– А шьто ты прид-принимайшь па линии безопасности партийных кадров?
И сразу зловеще, сразу враждебно смотрел, скривя шею набок.
С раскрытым чистым блокнотом Абакумов приподнялся со стула навстречу Вождю (но не встал, зная, что Сталин любит неподвижность собеседников) – и с краткостью (длинные объяснения Хозяин считал неискренними), и с готовностью, со всей готовностью стал говорить о том, о чём сейчас не собирался (эта постоянная готовность была здесь главным качеством, всякое замешательство Сталин бы истолковал как подтверждение злого умысла).

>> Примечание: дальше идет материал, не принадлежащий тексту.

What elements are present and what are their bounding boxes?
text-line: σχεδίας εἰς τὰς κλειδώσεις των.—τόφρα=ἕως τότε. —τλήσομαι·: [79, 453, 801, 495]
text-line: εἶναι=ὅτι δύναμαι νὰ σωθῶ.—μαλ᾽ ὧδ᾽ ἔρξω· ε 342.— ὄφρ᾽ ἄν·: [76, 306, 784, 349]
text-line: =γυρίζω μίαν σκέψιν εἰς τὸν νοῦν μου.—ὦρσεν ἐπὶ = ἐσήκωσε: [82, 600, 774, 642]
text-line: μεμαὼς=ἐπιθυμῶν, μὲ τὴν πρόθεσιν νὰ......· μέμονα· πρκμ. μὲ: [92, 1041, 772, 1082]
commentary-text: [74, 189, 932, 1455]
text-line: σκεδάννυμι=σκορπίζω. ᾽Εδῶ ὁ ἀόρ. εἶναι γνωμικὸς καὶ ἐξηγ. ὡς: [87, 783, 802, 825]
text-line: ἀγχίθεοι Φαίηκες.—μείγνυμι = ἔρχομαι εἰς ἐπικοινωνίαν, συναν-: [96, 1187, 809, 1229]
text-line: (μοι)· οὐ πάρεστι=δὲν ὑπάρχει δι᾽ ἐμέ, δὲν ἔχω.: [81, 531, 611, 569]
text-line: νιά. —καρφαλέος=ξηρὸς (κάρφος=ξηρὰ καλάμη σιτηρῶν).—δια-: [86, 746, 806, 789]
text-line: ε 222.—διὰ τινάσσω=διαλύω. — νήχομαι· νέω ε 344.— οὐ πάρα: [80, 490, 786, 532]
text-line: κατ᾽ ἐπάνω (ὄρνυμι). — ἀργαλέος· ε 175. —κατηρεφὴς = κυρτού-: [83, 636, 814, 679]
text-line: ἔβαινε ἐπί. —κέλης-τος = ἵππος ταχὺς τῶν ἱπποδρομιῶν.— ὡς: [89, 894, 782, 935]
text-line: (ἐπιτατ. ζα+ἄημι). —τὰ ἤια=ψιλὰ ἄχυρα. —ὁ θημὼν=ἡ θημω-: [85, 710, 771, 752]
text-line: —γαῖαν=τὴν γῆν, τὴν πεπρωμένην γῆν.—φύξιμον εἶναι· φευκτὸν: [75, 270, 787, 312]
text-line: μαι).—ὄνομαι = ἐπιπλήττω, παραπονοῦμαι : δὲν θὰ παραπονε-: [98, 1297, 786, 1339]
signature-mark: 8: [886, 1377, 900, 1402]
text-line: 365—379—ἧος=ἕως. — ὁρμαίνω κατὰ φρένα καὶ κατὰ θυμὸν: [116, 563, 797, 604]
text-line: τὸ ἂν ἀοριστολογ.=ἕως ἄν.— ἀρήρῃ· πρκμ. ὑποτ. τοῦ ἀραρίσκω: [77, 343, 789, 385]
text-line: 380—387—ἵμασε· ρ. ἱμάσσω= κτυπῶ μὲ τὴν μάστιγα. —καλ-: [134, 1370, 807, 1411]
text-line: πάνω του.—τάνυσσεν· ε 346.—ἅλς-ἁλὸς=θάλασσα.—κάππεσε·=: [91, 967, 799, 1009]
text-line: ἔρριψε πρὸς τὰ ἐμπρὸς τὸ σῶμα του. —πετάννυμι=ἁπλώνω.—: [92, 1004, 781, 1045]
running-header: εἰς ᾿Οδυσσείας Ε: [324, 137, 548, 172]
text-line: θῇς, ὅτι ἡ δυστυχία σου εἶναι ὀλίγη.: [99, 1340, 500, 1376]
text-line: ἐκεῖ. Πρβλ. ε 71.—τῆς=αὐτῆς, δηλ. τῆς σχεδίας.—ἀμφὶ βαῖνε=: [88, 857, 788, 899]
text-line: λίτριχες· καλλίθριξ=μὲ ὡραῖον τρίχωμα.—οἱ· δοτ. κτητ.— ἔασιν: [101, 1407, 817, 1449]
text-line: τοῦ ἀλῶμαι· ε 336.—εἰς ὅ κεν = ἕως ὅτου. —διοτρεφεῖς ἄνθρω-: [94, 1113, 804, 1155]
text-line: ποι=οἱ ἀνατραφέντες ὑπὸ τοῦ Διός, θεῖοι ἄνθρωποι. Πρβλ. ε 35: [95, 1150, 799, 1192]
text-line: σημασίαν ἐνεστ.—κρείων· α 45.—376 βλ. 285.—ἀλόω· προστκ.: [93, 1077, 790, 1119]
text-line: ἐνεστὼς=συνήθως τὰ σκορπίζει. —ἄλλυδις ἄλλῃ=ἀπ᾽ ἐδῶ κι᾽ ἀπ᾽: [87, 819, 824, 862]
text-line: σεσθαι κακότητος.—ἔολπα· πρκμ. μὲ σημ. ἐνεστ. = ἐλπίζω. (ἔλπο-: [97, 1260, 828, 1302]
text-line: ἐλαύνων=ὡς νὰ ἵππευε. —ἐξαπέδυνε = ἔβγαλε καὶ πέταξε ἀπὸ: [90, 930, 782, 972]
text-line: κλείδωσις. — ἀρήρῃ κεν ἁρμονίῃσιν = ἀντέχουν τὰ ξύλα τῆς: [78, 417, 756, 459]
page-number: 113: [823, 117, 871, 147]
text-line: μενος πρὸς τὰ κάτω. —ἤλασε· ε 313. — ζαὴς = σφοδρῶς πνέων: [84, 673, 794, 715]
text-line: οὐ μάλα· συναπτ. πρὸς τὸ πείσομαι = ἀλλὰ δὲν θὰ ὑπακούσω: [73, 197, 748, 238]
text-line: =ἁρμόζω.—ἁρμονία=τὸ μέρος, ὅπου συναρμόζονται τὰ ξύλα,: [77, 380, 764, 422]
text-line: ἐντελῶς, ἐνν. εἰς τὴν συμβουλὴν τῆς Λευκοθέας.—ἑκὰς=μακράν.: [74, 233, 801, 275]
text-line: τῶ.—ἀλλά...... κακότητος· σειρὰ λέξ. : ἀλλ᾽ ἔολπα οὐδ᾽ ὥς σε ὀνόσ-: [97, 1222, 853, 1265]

– Товарищ Сталин! – дрогнул от обиды голос Абакумова. Он от души бы сердечно выговорил «Иосиф Виссарионович», но так не полагалось обращаться, это претендовало бы на приближение к Вождю, как бы почти один разряд с ним. – Для чего и существуем мы, Органы, всё наше министерство, чтобы вы, товарищ Сталин, могли спокойно трудиться, думать, вести страну!..
(Сталин говорил «безопасность партийных кадров», но ответа ждал только о себе, Абакумов знал!)
– Да дня не проходит, чтоб я не проверял, чтоб я не арестовывал, чтоб я не вникал в дела!..
Всё так же в позе ворона со свёрнутой шеей Сталин смотрел внимательно.
– Слюшай, – спросил он в раздумьи, – а шьто?
Абакумов горько вздохнул.
– Я бы рад был вам сказать, товарищ Сталин, что
Сталин прикрыл один глаз, а в другом видно было удовлетворение.
– Это – харашё! – кивнул он. – Значит – работаете.
– Причём, товарищ Сталин! – Абакумову всё-таки невыносимо было сидеть перед стоящим Вождём, и он привстал, не распрямляя колен полностью (а уж на высоких каблуках он никогда сюда не являлся). – Всем этим делам мы не даём созреть до прямой подготовки. Мы их прихватываем на замысле! на намерении! через девятнадцатый пункт!
– Харашё, харашё, – Сталин успокоительным жестом усадил Абакумова (ещё б такая туша возвышалась над ним). – Значит, ты считайшь – нэ-довольные ещё есть в народе?
Абакумов опять вздохнул.
– Да, товарищ Сталин. Ещё некоторый процент…
(Хорош бы он был, сказав, что – нет! Зачем тогда его и фирма?..)
– Верно ты говоришь, – задушевно сказал Сталин. В голосе его был перевес хрипов и шорохов над звонкими звуками. – Значит, ты – можишь работать в Госбезопасности. А вот мне говорят – нэт больше нэдовольных, все, кто голосуют на выборах
(Вот эту проницательность, эту самокритичность, эту неподдаваемость свою на фимиам Сталин особенно в себе ценил!)
– Да, товарищ Сталин, – убеждённо подтвердил Абакумов. – Именно так, процентов пять. Или семь.
Сталин продолжил свой путь по кабинету, обошёл вокруг письменного стола.
– Это уж мой недостаток, товарищ Сталин, – расхрабрился Абакумов, уши которого охладились вполне. – Не могу я самоуспокаиваться.
Сталин слегка постучал трубкой по пепельнице:
– А – настроение молодёжи?
Вопрос за вопросом шли как ножи, и порезаться достаточно было на одном. Скажи «хорошее» – политическая слепота. Скажи «плохое» – не веришь в наше будущее.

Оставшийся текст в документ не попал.